$212B in suspicious activity reports to FinCENin 2021 concerned identity, officials report

Rafael Henrique/SOPA Images/LightRocket via Getty Images

Industry experts tied improved federal identity efforts to better security in financial and other private sector industries.

The financial sector has an identity problem, according to officials at the Treasury Department bureau tasked with combing through financial intelligence to combat money laundering and other illicit activities in the financial sector. 

“Gaps and breakdowns” in identity processes are “[enabling] illicit finance to occur through financial institutions,” said Kay Turner, chief digital identity advisor at the Financial Crimes Enforcement Network — or FinCEN — at AFCEA’s FedID event last week before previewing initial numbers from ongoing work at FinCEN to catalog the problem as part of its identity project. 

Financial institutions are required to submit suspicious activity reports, or SARs, about certain “suspicious” activities, like money laundering or fraud, so that the government can take action as needed. 

Of the 3.8 million reports in 2021, 1.6 million — or 42% — were related to identity. That’s equivalent to $212 billion, said Turner.

Cybercrimes and cyber-enabled crimes are outplacing overall filings under the Bank Secrecy Act, which includes SARS, according to Dara Dane, intelligence division acting associate director at FinCEN.

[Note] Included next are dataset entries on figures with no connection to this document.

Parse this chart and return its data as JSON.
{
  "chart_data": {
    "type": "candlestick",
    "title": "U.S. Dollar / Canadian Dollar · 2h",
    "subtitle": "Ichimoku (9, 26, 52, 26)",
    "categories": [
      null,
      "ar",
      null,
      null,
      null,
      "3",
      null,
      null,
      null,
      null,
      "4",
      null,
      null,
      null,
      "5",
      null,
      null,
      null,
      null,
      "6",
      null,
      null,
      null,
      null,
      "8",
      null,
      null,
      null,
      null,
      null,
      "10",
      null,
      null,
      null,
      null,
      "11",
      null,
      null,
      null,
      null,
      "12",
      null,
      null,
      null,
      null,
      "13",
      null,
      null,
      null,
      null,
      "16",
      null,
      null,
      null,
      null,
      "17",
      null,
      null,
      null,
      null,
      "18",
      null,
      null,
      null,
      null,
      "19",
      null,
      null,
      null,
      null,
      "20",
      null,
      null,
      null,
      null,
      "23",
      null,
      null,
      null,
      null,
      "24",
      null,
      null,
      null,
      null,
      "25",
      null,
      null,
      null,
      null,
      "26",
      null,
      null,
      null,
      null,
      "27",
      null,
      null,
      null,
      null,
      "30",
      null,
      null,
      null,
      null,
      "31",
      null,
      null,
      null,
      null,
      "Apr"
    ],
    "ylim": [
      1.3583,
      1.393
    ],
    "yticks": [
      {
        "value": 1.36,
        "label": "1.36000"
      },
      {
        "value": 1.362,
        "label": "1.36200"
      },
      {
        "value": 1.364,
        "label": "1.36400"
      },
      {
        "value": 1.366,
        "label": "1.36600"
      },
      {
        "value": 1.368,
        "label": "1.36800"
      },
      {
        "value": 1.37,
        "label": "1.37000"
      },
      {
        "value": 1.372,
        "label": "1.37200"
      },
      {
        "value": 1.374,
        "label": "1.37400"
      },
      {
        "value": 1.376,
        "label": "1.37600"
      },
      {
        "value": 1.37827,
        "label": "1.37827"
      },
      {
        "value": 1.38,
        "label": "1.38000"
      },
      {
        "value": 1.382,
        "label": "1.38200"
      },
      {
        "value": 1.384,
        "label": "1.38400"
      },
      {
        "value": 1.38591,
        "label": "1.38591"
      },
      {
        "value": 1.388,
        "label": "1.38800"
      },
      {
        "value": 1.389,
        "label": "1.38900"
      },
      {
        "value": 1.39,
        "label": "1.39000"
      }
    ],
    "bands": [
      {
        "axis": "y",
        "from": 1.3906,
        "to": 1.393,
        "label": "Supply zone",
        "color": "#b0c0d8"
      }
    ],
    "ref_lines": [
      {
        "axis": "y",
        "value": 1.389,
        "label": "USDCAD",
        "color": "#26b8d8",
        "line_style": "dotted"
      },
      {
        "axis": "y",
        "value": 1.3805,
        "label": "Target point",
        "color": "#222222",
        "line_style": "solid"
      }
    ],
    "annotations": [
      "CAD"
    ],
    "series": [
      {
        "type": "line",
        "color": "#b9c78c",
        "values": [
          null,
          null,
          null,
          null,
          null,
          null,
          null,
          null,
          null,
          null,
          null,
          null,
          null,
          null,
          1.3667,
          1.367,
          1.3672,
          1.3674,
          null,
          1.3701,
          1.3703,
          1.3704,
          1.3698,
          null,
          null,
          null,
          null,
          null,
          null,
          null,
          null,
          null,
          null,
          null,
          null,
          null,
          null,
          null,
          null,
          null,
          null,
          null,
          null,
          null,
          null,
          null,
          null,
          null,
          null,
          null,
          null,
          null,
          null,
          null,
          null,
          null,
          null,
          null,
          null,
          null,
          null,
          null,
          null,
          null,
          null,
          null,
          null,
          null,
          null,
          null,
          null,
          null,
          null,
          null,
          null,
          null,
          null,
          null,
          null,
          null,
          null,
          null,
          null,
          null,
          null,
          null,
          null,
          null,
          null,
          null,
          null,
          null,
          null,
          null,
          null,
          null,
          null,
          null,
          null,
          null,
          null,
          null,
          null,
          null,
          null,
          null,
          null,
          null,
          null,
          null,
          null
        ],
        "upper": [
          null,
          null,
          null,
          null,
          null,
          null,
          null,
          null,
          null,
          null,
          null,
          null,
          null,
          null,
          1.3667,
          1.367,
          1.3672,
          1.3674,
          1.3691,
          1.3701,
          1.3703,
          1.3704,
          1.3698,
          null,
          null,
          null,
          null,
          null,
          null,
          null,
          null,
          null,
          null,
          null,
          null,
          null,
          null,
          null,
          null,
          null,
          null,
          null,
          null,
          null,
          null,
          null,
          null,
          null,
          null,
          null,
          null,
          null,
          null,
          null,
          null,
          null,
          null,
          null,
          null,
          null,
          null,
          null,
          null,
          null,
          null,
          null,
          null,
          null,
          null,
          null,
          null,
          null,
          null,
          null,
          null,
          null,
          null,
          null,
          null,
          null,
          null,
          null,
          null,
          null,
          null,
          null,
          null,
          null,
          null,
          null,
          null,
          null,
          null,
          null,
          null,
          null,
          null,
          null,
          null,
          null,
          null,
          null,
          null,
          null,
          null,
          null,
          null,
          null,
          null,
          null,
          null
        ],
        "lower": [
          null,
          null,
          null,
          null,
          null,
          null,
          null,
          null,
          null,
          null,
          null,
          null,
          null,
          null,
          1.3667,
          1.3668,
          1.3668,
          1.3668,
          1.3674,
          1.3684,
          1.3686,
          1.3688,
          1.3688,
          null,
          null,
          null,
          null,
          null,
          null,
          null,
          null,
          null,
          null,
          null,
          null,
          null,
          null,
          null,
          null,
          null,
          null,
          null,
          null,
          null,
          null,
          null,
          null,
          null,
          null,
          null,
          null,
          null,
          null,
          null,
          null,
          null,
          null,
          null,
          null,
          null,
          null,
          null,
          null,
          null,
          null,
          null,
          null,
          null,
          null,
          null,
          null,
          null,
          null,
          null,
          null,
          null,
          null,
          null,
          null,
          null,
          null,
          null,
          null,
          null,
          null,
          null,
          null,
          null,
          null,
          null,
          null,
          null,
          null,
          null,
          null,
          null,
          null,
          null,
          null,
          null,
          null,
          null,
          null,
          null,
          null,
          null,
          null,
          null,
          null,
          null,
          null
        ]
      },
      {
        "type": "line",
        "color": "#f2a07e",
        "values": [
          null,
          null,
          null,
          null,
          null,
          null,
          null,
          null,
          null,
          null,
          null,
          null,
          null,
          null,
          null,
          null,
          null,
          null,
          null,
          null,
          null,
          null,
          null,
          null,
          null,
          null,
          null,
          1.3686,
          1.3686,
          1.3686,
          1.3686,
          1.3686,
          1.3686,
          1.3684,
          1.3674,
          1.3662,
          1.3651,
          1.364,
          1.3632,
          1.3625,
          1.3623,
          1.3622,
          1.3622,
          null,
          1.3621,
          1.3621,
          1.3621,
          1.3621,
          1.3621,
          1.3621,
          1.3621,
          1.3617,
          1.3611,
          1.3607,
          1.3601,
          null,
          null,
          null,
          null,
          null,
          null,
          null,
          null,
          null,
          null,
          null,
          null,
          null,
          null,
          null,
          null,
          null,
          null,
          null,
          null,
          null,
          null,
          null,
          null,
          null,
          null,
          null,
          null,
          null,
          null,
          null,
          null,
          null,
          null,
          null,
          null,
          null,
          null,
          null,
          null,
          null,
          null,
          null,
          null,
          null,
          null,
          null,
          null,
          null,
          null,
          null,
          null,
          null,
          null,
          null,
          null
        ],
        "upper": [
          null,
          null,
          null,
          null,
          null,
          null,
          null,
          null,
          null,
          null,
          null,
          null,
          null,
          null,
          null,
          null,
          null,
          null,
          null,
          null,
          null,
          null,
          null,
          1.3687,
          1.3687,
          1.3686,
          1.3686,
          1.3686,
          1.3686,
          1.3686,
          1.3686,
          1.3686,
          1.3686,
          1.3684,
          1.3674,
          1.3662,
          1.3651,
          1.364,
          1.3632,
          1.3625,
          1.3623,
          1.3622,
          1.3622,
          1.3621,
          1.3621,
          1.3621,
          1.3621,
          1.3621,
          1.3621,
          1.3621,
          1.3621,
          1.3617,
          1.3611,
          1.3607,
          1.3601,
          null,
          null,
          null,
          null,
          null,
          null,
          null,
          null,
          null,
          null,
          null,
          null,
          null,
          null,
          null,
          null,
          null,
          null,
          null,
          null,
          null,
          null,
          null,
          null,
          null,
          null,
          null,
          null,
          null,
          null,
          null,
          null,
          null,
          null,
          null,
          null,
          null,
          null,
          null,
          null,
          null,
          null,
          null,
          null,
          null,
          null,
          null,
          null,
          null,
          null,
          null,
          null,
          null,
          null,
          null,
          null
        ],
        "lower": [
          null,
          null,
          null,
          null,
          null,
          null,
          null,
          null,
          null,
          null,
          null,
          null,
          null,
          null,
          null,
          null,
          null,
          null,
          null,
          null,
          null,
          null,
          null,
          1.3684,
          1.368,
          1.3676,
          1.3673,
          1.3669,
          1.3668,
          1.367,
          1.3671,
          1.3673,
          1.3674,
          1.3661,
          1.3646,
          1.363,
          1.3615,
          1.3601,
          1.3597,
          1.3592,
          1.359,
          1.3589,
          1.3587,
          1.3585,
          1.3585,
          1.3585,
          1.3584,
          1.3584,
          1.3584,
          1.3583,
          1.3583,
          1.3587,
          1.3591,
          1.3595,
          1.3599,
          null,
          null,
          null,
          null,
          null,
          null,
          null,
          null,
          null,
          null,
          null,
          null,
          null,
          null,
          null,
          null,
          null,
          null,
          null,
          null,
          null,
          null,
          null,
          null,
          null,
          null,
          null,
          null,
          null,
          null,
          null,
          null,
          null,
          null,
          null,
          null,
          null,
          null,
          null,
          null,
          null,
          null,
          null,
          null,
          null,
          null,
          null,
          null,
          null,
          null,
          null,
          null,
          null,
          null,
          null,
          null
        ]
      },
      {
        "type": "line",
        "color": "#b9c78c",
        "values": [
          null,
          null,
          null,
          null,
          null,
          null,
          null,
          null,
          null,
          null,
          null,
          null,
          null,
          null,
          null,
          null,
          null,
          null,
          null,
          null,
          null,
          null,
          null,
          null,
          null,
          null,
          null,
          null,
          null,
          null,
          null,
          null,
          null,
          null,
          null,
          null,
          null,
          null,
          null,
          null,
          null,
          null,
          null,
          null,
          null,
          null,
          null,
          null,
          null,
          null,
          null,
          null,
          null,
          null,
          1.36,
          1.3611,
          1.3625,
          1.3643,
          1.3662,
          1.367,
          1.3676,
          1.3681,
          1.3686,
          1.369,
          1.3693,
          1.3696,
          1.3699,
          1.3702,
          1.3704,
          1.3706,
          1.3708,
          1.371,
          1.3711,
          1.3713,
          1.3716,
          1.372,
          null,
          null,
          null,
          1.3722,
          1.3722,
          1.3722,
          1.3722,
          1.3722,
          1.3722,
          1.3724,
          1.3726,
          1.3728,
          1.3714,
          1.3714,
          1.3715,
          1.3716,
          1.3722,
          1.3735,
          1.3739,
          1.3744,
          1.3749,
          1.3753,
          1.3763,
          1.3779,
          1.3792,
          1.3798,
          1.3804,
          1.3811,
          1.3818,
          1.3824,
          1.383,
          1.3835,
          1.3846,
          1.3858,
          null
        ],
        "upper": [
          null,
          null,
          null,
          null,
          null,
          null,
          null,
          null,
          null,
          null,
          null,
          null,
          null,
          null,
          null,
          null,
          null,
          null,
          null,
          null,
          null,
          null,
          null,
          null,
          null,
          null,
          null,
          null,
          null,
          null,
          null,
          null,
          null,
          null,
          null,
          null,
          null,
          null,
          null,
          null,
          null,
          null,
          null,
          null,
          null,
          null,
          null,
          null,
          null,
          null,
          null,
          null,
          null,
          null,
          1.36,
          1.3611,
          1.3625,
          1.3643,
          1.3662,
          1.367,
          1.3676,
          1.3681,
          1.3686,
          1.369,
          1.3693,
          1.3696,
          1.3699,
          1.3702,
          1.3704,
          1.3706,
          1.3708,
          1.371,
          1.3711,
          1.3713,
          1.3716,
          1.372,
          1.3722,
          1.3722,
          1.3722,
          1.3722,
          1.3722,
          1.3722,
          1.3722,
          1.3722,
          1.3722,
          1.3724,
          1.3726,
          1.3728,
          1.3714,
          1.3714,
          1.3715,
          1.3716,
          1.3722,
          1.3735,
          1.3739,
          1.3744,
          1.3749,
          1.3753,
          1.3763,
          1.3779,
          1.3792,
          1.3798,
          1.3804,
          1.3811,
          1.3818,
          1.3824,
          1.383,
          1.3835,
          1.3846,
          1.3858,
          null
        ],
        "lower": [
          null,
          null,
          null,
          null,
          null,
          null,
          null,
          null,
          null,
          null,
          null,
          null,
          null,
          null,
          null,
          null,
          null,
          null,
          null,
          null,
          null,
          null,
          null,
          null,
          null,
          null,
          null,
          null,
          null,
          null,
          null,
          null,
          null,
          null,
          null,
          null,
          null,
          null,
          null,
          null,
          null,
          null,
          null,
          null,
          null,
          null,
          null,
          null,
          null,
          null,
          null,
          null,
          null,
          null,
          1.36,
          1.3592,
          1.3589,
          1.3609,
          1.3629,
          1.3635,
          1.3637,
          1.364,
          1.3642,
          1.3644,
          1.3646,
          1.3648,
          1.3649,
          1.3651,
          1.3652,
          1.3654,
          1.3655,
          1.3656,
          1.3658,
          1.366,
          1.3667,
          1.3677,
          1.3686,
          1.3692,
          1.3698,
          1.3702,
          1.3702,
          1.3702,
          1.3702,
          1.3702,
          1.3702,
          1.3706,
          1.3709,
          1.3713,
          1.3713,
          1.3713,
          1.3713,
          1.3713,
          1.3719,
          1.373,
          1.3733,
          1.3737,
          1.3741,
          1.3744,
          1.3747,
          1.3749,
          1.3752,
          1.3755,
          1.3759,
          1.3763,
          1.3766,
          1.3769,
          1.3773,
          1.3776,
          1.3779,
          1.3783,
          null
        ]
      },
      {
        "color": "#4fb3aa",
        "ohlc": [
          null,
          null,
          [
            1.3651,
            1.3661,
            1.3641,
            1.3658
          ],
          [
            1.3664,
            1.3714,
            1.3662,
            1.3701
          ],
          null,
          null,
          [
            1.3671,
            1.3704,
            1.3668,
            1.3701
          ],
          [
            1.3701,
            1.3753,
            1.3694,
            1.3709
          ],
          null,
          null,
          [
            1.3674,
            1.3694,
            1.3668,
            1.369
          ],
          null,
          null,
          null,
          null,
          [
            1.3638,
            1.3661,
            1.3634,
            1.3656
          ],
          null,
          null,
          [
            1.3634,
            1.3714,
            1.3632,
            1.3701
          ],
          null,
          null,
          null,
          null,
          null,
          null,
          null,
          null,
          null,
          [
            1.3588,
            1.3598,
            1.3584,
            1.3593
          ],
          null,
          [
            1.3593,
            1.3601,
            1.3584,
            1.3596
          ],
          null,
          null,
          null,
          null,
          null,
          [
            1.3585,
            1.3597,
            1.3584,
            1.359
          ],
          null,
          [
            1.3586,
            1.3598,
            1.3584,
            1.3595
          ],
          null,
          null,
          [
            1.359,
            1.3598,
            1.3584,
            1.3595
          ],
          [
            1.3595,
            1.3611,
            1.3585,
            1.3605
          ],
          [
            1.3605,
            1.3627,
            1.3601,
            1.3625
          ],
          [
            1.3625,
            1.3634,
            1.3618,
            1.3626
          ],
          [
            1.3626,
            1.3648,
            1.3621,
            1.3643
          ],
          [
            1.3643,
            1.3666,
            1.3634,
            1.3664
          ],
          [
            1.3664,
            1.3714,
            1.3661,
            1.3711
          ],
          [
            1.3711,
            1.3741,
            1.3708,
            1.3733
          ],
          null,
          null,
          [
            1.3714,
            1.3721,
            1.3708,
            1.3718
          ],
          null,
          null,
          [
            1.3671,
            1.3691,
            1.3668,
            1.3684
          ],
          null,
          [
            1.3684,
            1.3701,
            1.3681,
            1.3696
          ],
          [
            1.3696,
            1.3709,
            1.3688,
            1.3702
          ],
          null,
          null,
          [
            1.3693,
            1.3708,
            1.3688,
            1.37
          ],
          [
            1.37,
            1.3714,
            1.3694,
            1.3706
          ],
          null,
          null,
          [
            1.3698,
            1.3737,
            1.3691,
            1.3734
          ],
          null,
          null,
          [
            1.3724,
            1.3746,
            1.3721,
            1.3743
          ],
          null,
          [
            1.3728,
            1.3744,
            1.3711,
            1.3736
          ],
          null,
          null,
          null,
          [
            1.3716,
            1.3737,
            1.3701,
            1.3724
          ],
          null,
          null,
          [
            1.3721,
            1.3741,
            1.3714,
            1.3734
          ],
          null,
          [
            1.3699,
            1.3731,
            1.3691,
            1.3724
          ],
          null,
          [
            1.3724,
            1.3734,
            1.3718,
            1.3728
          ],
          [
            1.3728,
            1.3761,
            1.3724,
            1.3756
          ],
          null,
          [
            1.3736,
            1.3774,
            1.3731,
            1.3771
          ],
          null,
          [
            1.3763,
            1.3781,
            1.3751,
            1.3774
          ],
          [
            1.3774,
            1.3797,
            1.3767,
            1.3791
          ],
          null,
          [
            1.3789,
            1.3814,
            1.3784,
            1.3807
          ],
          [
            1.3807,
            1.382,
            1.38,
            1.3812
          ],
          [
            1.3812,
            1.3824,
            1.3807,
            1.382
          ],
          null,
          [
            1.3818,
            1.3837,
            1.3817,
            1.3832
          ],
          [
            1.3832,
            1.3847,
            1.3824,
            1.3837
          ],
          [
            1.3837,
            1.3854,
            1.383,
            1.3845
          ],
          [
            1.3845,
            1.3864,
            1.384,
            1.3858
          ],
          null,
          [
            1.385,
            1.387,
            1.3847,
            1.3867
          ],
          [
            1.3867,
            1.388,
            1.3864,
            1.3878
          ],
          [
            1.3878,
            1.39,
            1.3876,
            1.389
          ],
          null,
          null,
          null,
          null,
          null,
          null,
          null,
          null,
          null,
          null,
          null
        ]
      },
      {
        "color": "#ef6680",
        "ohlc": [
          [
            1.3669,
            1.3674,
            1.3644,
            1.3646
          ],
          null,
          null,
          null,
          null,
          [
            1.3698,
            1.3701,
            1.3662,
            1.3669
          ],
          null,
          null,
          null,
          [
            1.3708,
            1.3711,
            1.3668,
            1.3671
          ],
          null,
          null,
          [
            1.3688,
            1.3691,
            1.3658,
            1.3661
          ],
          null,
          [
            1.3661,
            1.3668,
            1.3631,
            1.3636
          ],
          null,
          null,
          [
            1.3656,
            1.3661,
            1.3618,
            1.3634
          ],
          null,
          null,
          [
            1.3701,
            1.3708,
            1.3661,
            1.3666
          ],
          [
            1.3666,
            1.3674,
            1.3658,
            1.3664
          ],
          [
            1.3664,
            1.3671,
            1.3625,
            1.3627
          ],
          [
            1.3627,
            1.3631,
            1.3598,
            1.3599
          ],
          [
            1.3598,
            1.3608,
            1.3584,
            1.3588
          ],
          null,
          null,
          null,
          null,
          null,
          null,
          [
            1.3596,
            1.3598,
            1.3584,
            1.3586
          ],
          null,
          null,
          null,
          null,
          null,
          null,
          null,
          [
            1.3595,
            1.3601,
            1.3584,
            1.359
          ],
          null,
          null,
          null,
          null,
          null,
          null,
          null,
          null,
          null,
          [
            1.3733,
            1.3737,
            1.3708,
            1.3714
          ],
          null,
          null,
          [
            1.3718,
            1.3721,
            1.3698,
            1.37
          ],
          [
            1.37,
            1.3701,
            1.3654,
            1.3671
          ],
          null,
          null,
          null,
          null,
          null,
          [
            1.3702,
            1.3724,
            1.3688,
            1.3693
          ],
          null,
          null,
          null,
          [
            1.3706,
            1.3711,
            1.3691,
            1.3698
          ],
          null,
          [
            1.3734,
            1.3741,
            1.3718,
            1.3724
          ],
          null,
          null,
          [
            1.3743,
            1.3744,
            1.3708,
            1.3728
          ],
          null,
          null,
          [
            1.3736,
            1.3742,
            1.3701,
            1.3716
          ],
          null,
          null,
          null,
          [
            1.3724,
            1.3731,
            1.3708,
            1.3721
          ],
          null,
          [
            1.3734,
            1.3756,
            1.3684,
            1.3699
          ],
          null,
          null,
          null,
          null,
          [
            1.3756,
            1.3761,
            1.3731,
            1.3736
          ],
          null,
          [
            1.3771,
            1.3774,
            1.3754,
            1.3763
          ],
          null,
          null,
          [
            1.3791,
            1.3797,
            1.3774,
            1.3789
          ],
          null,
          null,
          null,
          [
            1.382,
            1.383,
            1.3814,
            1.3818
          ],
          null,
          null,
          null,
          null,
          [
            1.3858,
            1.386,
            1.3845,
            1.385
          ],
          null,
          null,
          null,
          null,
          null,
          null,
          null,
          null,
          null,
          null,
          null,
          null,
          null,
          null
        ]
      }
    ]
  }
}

Fraud, false records, identity theft and third-party money laundering were among the most frequently reported identity-related suspicious activities done by evading weak verification processes, compromising credentials and impersonating others, she said. The problem is fueling cyber-enabled crime.

“To get financial services right, we need to get identity right,” said Turner. She called “emerging” government services like mobile driver’s licenses “tremendously encouraging.”

“We're exploring ways to leverage these authoritative source documents and services, which benefit from a permanence of identity and a tamper-resistant cryptographic signature, to combat fraud and support institutions’ ability to operate with effective integrity,” Turner said. 

Still, “the rise in remotely delivered financial services has presented challenges to digitizing a patchwork system of largely paper-based federal, state and local government identifiers and credentials used in the customer identification processes,” she said.

“As the public sector and the government improve their identity processes, it definitely will help the financial services system,” Mary Ann Miller, fraud and cybercrime advisory and VP of client experience at Prove Identity, told Nextgov/FCW. 

“It is hand in hand — if we don’t get identity right on the public sector side, we will never get identity right on the banking side,” she said. 

Jeremy Grant, who leads identity policy-focused trade group the Better Identity Coalition, said during the same event that the government needs to take a more all-encompassing approach to digital identity, particularly by digitizing government-issued identity documents like drivers licenses, as opposed to focusing on how to solve identity-related fraud in government alone. 

“I think hearing what [Turner] just shared ... proves that this is something that goes beyond just government services issues,” he said.

Although there are “pockets of excellence” in government, “the lack of this overarching strategy to guide agencies and drive collaboration and make common investments — this is kind of a problem,” said Grant. “There's no common vision right now in the U.S. for what good looks like in digital identity or how we get everyone there.”

At FinCEN, Turner said the agency is planning to use its findings to inform policy and mitigate problems. It plans to do more analysis, too. 

This isn’t the only work that the bureau is doing on identity. Already, it hosted a tech sprint with the FDIC meant to find solutions to measuring how effective digital identity solutions actually are.